Here your body learns the seasons.
She brings you a home-grown pear, slightly bruised.
It rests in your palm like an answer.
At night, while you dream, the dog whines and the wombat
snuffles and scratches at the wooden bedroom door.

The weekend is sticky with traces of apple jelly and toast crumbs.
You sit back on the couch full with wine and love
and high on coffee, bitter and sweet with condensed milk.
Josh takes you back to childhood:
playing Uno and Snap with dog-eared cards.

Brin builds a dog race up behind the house
with wire and wood. Small adjustments.
You fight a temperamental DVD player.
Walk out to find the bay tree and oregano by starlight.
Sitting in Easter long weekend traffic you shift slowly

back to your Sydney state. The car struggles to get up hills.
Underneath the engine runs a clichéd tune:
I miss you I miss you I miss you.
You note speed limits. Consider new approaches to happiness:
buying new clothes, acquiring a boyfriend online.
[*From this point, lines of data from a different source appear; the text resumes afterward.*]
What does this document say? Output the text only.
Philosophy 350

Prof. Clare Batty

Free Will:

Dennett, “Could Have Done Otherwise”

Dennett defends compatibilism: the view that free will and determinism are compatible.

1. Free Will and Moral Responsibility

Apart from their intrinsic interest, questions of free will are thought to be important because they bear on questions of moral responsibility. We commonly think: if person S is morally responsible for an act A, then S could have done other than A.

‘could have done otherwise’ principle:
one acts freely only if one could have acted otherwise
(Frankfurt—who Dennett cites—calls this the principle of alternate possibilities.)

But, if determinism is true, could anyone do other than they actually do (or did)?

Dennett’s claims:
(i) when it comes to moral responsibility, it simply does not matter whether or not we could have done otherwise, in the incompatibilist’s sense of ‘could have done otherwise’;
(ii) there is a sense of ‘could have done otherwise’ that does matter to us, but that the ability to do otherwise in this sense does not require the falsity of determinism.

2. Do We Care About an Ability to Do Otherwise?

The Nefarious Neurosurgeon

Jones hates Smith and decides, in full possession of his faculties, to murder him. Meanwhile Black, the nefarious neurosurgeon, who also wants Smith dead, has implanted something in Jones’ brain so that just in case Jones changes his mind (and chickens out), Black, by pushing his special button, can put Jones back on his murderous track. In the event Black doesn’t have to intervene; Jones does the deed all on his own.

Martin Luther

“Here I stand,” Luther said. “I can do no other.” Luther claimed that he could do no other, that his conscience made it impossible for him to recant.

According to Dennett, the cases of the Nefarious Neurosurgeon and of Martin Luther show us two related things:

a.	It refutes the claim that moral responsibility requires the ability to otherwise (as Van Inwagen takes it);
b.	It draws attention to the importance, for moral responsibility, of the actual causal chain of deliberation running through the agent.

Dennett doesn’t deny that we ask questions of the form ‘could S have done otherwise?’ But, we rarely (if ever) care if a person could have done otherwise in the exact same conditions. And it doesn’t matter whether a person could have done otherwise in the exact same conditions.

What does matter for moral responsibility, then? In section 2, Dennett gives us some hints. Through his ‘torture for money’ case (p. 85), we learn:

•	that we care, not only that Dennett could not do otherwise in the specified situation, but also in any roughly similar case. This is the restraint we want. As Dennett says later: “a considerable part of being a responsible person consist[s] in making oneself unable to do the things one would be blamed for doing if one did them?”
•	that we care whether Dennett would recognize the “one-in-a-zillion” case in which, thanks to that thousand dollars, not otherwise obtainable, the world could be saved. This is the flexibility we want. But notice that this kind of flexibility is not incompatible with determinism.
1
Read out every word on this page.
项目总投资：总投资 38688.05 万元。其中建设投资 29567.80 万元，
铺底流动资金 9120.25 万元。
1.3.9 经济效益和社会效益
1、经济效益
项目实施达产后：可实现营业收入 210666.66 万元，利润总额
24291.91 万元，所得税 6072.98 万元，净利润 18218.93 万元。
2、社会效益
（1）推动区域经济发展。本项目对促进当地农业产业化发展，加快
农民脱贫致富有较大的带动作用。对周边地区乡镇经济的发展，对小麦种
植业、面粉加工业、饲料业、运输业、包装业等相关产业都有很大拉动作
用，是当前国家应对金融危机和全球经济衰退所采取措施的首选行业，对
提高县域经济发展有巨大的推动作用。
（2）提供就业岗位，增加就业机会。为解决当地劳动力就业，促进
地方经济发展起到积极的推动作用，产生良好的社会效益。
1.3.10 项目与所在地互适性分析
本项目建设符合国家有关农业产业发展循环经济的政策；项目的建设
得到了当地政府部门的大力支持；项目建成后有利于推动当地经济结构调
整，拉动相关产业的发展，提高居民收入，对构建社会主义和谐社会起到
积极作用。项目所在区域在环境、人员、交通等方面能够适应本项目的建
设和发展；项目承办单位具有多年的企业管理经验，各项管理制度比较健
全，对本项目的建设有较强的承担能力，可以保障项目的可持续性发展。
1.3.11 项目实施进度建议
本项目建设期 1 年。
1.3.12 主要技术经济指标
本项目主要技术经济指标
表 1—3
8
Wonder why it is so important.
You are reminded again of how many people there are
how strange a collision of factors determines what we are

how small this corner of consciousness you keep defending
with each breath.

 

 
   

Elizabeth Allen is a Sydney poet and bookseller. Her work has been published in various Australian literary journals. A chapbook of her poetry, Forgetful Hands, was published by Vagabond Press in 2005.